Nel quadro, tre pastori e una figura femminile stanno decifrando l’enigmatica iscrizione di una tomba, Et in Arcadia ego, che può avere diverse letture: può voler dire che “Anche nel mitico mondo dell’Arcadia io, morte, esisto” oppure “Anch’io, pastore, vissi in Arcadia“. Come gli enigmi degli oracoli, il detto è lapidario e semplice, ma allo stesso tempo oscuro e ambiguo. Al centro del dipinto c’è l’iscrizione, attorno alla quale ruotano i quattro personaggi, coordinati in modo che il primo pastore si inginocchia, il secondo si china, la donna rimane eretta, appoggiata a un terzo pastore, e guarda diò che viene indicato. I personaggi, insomma, ci invitano a leggere la scritta.
Ma  a questo punto le interpretazioni divergono. Secondo alcuni critici (E. Panofsky), l’epigrafe rivelerebbe che la morte è dovunque, anche nel luogo della serenità e della bellezza naturale come l’Arcadia. La scoperta della morte come presenza costante, elemento profondamente radicato nelle coscienze barocche, qui, però, è ricondotta a un’atmosfera di serenità e di pacata dolcezza senza i simboli consueti (teschi, ossa, rovine, vermi, etc.). La bellezza ideale e immobile della scena sublima l’esperienza dolorosa che si descrive.
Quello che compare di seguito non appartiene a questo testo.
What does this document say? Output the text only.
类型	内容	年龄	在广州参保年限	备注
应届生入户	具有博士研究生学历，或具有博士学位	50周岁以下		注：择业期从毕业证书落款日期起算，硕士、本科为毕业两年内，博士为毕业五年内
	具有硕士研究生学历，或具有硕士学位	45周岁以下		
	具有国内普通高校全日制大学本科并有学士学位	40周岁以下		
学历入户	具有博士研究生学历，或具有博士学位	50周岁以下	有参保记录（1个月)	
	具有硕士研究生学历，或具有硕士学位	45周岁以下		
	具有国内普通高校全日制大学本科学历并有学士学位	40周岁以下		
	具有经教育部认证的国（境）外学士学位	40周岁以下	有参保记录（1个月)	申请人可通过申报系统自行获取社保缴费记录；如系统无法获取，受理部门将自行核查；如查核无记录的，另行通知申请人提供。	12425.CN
Diversa è l’interpretazione di Reinhard Brandt, il quale si concentra non solo sull’iscrizione, ma anche sull’ombra visibile accanto ad essa, proiettata dalla testa del compagno inginocchiato (particolare iconografico nuovo rispetto alla tradizione del tema). Rifacendosi alle fonti classiche che narrano la nascita della pittura avvenuta nel mondo bucolito dei pastori (e precisamente da un disegno di una linea che ricalcava l’ombra di un uomo, come racconta Plinio nella Storia Naturale), Brandt ipotizza che l’ombra sul sepolcro sia il primo profilo da cui si sviluppa l’arte pittorica, e che la sua presenza, legata all’iscrizione, alluda al fatto che l’arte vince il tempo, dura più della vita.
La figura femminile, che, nel suo gesto, si dimostra partecipe e protettrice, è l’allegoria della Musa dell’Arte pittorica, Pictura: “il tema del quadro è l’arte del suo autore che procura all’artista l’immortalità. Dunque non la morte, ma la pittura, celebrata solennemente” (R. Brandt).